Первое, что бросалось в глаза – это отсутствие Америки, в смысле США, не в географическом, а, так сказать, в политическом смысле. Вместо единых США – отдельно Северный Союз, отдельно Южная Конфедерация, а Западное Побережье от Аляски до Калифорнии вообще было выкрашено в травянисто-зеленый тон и принадлежало Российской империи (!!!). Сама же эта империя простиралась от Калифорнии на Востоке до Палестины на западе, а Персия, Курдистан и Ирак были помечены как вассальные государства. Та самая Югороссия со столицей в Константинополе, занимала небольшую территорию в Европе и Малой Азии, непосредственно примыкающую к Черноморским проливам, но зато по всему миру имели место островные территории, помеченные как «протекторат Югороссии», причем крупнейшей из них был остров Куба. На британских островах имели место отдельно Ирландия (причем полностью) вместе с Белфастом, отдельно Шотландия, отдельно Уэльс, отдельно Англия. На континенте отсутствовали страны Бенилюкса и северная половина Франции вместе с Парижем, отмеченные как Германская Империя. Африка, кстати, тоже была вся выкрашена в серый германский цвет колоний и протекторатов. Восточная Европа, наша вечная головная боль, была начисто поделена между двумя гигантами. Австрия отошла к Германии, а Малая Польша, Чехия, Словакия к России. Венгрия осталась независимой, а вот Румыния оказалась вассалом Российской империи. Все страны Балкан, включая Грецию, лежали в сфере влияния Югороссии, как и огрызок Турции Ангорский эмират. Короче, как говорил один еврей из Одессы в известном анекдоте, «шоб я так жил»!
Покончив с обследованием кают и рабочих мест команды, мы взялись за груз.

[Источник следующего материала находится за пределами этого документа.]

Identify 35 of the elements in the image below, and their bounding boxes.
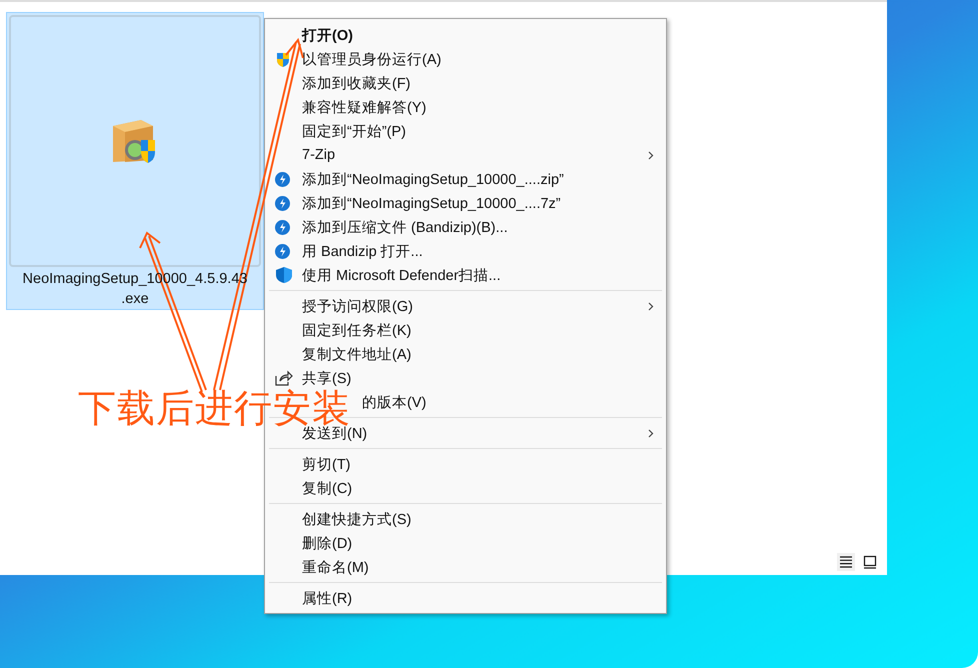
menu-item[interactable]: 复制文件地址(A) xyxy=(265,342,666,366)
chevron-right-icon xyxy=(648,428,654,438)
lightning-circle-icon xyxy=(275,220,290,234)
menu-item[interactable]: 剪切(T) xyxy=(265,452,666,476)
menu-item[interactable]: 添加到压缩文件 (Bandizip)(B)... xyxy=(265,215,666,239)
lightning-circle-icon xyxy=(275,196,290,210)
menu-item[interactable]: 用 Bandizip 打开... xyxy=(265,239,666,263)
preview-pane-icon[interactable] xyxy=(861,553,879,571)
menu-item[interactable]: 重命名(M) xyxy=(265,555,666,579)
menu-item[interactable]: 共享(S) xyxy=(265,366,666,390)
lightning-circle-icon xyxy=(275,172,290,186)
details-view-icon[interactable] xyxy=(837,553,855,571)
menu-item[interactable]: 创建快捷方式(S) xyxy=(265,507,666,531)
lightning-circle-icon xyxy=(275,244,290,258)
menu-item[interactable]: 固定到任务栏(K) xyxy=(265,318,666,342)
share-icon xyxy=(275,370,293,386)
menu-item[interactable]: 打开(O) xyxy=(265,23,666,47)
chevron-right-icon xyxy=(648,302,654,310)
menu-item[interactable]: 7-Zip xyxy=(265,143,666,167)
menu-item[interactable]: 添加到“NeoImagingSetup_10000_....7z” xyxy=(265,191,666,215)
shield-icon xyxy=(275,51,291,67)
menu-item[interactable]: 删除(D) xyxy=(265,531,666,555)
menu-item[interactable]: 固定到“开始”(P) xyxy=(265,119,666,143)
menu-item[interactable]: 属性(R) xyxy=(265,586,666,610)
menu-item[interactable]: 添加到“NeoImagingSetup_10000_....zip” xyxy=(265,167,666,191)
menu-item[interactable]: 以管理员身份运行(A) xyxy=(265,47,666,71)
menu-item[interactable]: 使用 Microsoft Defender扫描... xyxy=(265,263,666,287)
menu-item[interactable]: 添加到收藏夹(F) xyxy=(265,71,666,95)
menu-item[interactable]: 授予访问权限(G) xyxy=(265,294,666,318)
chevron-right-icon xyxy=(648,150,654,160)
menu-item[interactable]: 复制(C) xyxy=(265,476,666,500)
annotation-text: 下载后进行安装 xyxy=(78,389,351,427)
shield-icon xyxy=(275,266,293,284)
menu-item[interactable]: 的版本(V) xyxy=(362,392,426,412)
menu-item[interactable]: 兼容性疑难解答(Y) xyxy=(265,95,666,119)
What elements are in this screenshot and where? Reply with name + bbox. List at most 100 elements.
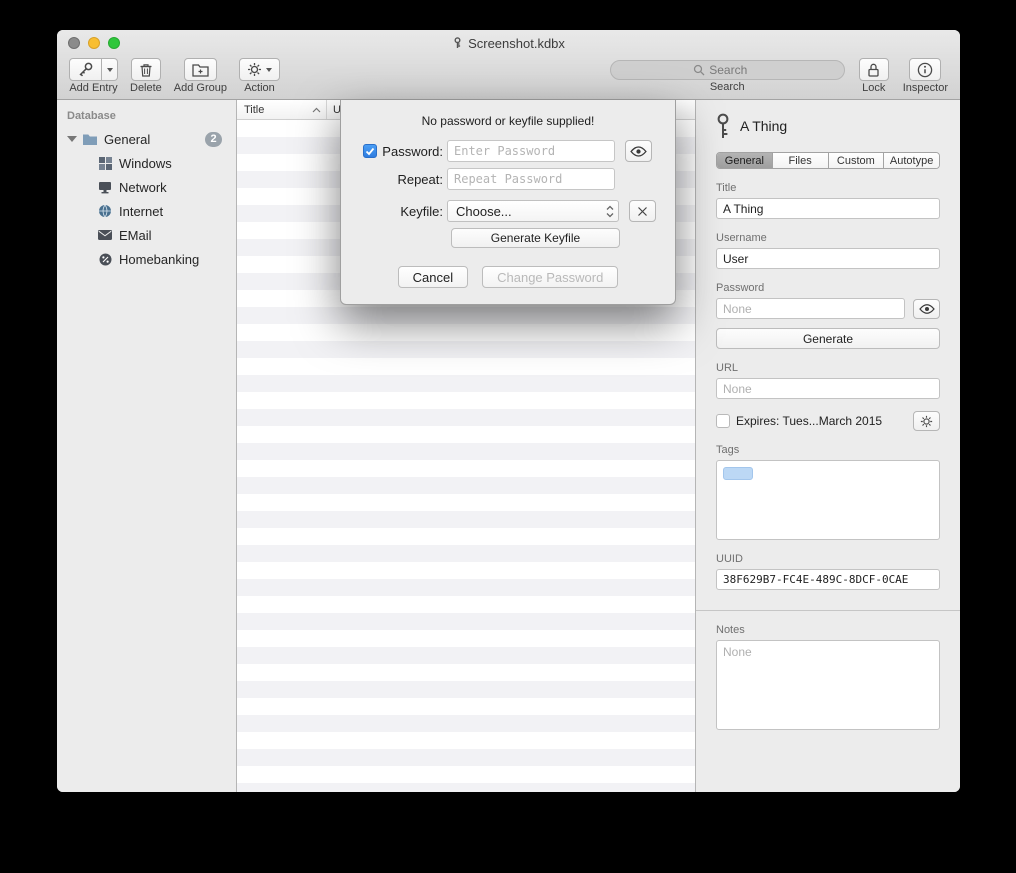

Ведь он – вещь довольно практичная, чего не скажешь о почерпнутой информации. Хотя она, эта информация, весьма и весьма занимательная, поскольку сводится к тому, что где-то существует мир, где «наши» так навтыкали «ненашим», что те загнулись, и в итоге «наши» оказались на положении огромной Римской империи, окруженной мелкими варварскими королевствами. Мадмуазель Волконская сказала, что у них в принципе ситуация похожая, но все-таки до глобального доминирования Российской империи дело так и не дошло, а имеет место всего лишь стратегическое превосходство. Я думаю, что мир, из которого сюда попал контейнеровоз, возник из-за вмешательства в русско-турецкую войну 1877-78 годов. Отец Александр, собственно, и не возражал – значит, так оно и есть.
Как следовало из документов на груз, все самое интересное (в смысле предназначенное для совместной военной базы и сил кубинской самообороны) из-за своего большого веса было спрятано в трюме, а те контейнеры, которые громоздились на палубе, содержали в себе разнообразнейший ширпотреб, вполне приличного качества и, как ни странно, в основном российского производства. Там было все, что вашей душе угодно: одежда и прочие шмотки, металлическая и фаянсовая посуда, швейные машинки с ножным приводом, керосиновые лампы, и так далее, и тому подобное. Все явно в низшем ценовом сегменте, но сделанное качественно и прочно – так просто не порвешь и не поломаешь.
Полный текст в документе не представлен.